William & Mary’s B.W. Webb, Mississippi State’s Darius Slay, Connecticut’s Dwayne Gratz, Michigan State’s Johnny Adams, Louisiana State’s Tyrann Mathieu, North Carolina State’s David Amerson and California’s Steve Williams are among the cornerbacks Kiper identified as potential middle-round targets of the Browns.
As for the safety class, Kiper isn’t as impressed with the depth.
“It’s a deep safety crop,” he said. “I think it’s not as great as some people made it out to be.”
Kiper said Nevada’s Duke Williams, Georgia’s Bacarri Rambo, Arkansas State’s Don Jones, North Carolina State’s Earl Wolff, Fresno State’s Phillip Thomas, Oklahoma’s Tony Jefferson, Richmond’s Cooper Taylor and California University of Pennsylvania’s Rontez Miles are safeties to watch in the middle rounds.
Prospects to visit
The Browns will host Brigham Young defensive end/outside linebacker Ezekiel “Ziggy” Ansah and San Diego State tight end Gavin Escobar during pre-draft visits, Tony Pauline of DraftInsider.net reported.
Ansah met with the Philadelphia Eagles Wednesday and has subsequent visits lined up with the Browns and Arizona Cardinals, according to the report. Most draft analysts project the 6-foot-5, 271-pound Ansah as an early first-round pick.
“Ziggy Ansah is going to be a top-five guy,” Kiper said. “At the worst, top 10.”
Ansah, a Ghana native, has played football for only three years, but his natural ability allowed him to stand out during the Senior Bowl and combine. Last season, he had 62 tackles, including 13 for loss and 4½ sacks.

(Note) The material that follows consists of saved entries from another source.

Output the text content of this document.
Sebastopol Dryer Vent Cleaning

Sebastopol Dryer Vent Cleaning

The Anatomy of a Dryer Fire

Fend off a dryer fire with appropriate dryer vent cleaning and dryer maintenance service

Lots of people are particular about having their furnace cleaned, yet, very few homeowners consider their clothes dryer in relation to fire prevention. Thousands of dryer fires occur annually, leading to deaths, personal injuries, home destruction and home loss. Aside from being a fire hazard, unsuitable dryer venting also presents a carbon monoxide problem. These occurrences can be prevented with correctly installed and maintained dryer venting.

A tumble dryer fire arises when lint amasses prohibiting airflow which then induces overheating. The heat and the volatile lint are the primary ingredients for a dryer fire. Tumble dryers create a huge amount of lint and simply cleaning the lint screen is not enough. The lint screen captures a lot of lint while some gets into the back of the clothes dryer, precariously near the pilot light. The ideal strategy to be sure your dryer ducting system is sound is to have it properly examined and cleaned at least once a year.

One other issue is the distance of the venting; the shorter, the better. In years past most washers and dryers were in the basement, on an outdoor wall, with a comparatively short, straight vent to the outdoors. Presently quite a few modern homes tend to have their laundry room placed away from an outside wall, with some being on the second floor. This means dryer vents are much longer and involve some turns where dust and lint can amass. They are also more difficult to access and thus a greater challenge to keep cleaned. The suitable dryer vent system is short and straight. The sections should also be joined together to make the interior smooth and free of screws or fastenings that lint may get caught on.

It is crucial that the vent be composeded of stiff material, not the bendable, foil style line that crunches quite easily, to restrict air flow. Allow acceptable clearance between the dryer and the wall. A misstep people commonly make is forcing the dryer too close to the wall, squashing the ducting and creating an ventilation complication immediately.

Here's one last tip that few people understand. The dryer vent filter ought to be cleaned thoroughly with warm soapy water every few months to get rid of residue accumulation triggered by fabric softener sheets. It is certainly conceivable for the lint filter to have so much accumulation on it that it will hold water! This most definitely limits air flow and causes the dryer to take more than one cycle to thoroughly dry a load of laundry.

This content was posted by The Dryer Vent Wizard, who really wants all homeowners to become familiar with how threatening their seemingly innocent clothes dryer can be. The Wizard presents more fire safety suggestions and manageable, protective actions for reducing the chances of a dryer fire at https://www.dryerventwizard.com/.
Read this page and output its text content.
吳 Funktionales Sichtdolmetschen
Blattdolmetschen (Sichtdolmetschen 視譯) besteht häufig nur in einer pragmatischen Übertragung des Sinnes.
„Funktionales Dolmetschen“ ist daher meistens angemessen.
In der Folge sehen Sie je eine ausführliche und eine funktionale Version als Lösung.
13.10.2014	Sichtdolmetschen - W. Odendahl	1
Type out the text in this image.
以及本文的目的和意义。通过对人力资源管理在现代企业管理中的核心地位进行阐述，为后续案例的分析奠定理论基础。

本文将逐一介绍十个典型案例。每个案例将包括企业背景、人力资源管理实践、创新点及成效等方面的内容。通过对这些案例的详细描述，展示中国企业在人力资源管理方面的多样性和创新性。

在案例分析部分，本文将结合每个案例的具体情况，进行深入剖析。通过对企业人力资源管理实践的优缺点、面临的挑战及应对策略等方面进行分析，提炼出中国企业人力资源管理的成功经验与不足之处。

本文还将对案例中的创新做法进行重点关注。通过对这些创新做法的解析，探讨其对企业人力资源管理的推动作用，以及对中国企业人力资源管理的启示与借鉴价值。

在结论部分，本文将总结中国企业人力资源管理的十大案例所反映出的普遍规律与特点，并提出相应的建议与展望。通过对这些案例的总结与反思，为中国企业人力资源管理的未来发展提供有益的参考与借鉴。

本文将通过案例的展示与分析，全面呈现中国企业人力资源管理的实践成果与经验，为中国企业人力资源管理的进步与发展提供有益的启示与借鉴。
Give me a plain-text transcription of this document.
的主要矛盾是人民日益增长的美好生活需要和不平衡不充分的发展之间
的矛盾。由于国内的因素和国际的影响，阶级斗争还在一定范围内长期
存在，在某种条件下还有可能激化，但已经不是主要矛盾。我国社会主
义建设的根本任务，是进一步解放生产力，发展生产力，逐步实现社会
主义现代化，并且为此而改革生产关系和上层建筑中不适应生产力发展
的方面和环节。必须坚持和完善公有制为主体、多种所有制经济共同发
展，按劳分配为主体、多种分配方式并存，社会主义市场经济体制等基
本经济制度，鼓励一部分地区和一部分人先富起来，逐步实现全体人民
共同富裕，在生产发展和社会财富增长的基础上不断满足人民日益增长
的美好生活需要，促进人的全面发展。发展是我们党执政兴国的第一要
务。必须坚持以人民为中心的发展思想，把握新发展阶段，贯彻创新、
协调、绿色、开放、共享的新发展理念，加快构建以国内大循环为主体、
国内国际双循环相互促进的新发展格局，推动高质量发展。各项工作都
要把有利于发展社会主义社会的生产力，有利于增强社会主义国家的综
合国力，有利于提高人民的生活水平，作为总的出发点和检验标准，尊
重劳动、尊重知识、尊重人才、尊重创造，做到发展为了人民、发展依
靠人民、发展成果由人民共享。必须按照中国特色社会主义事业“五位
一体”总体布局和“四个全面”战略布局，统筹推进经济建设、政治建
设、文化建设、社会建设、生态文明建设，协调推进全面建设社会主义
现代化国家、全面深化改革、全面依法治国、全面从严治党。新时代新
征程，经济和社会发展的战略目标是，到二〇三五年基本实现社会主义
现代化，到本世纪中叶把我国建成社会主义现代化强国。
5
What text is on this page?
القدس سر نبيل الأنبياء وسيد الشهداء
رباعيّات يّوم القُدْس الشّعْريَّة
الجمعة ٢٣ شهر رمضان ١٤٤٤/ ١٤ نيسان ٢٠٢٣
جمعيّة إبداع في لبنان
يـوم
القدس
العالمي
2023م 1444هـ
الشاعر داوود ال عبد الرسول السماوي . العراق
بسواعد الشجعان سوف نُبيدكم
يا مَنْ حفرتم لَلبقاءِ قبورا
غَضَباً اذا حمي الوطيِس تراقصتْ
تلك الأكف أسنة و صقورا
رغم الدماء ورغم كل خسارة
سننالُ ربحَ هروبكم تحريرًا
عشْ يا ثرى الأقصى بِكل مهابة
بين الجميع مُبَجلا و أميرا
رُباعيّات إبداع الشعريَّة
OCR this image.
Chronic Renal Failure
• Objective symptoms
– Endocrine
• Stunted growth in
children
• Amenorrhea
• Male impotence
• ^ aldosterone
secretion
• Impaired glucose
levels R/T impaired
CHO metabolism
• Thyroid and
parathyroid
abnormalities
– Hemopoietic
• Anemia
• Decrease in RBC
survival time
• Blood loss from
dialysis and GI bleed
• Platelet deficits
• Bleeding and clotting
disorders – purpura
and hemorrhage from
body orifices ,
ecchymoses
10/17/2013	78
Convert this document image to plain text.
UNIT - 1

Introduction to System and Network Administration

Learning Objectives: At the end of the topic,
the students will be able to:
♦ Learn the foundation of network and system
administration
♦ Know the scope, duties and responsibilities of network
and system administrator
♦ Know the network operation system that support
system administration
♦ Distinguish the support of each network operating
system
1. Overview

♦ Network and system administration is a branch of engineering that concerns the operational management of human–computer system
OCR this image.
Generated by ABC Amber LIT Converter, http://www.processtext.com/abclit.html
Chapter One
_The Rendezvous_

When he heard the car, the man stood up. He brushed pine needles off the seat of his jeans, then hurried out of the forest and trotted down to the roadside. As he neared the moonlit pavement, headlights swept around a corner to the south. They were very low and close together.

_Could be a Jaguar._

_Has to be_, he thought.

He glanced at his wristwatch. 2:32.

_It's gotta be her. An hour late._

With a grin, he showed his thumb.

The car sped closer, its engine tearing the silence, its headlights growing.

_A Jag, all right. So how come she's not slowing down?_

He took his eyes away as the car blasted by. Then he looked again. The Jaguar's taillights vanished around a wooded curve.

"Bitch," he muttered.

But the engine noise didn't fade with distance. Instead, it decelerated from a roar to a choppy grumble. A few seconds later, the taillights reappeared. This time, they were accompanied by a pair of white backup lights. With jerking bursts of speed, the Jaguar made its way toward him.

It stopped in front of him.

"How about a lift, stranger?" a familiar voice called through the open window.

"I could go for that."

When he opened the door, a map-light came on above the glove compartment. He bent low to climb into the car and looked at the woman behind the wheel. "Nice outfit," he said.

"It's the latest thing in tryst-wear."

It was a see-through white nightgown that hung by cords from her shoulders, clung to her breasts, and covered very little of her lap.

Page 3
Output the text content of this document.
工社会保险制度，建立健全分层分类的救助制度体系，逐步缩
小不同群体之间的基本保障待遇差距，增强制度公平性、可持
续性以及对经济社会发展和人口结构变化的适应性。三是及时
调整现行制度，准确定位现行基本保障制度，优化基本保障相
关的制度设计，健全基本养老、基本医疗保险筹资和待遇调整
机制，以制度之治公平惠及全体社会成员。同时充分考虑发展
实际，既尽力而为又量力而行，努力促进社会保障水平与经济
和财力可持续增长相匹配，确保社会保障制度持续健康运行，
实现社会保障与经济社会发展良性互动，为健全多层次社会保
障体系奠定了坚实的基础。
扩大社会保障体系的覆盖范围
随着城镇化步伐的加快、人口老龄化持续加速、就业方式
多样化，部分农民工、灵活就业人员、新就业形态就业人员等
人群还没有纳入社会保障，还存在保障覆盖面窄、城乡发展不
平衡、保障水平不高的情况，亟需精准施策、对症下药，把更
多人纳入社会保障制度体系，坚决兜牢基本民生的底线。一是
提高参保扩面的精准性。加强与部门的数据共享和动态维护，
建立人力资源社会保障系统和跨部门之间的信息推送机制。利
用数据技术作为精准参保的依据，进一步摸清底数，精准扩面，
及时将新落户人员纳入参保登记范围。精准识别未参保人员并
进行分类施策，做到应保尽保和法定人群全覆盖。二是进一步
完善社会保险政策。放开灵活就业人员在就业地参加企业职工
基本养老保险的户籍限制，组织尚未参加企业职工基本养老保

Escobar met with the Eagles Wednesday, and the next visits on his itinerary are with the Carolina Panthers and Browns, according to the report.
NFLDraftScout.com projects Escobar as a second- or third-round pick. The 6-6, 254-pound Escobar compiled 122 catches and 17 touchdowns the past three seasons.
Target lands elsewhere
Former New York Giants wide receiver Domenik Hixon, a University of Akron product, agreed to a one-year deal with the Panthers on Wednesday, according to reports.
The Browns “were also very interested” in Hixon, Jason La Canfora of CBS reported.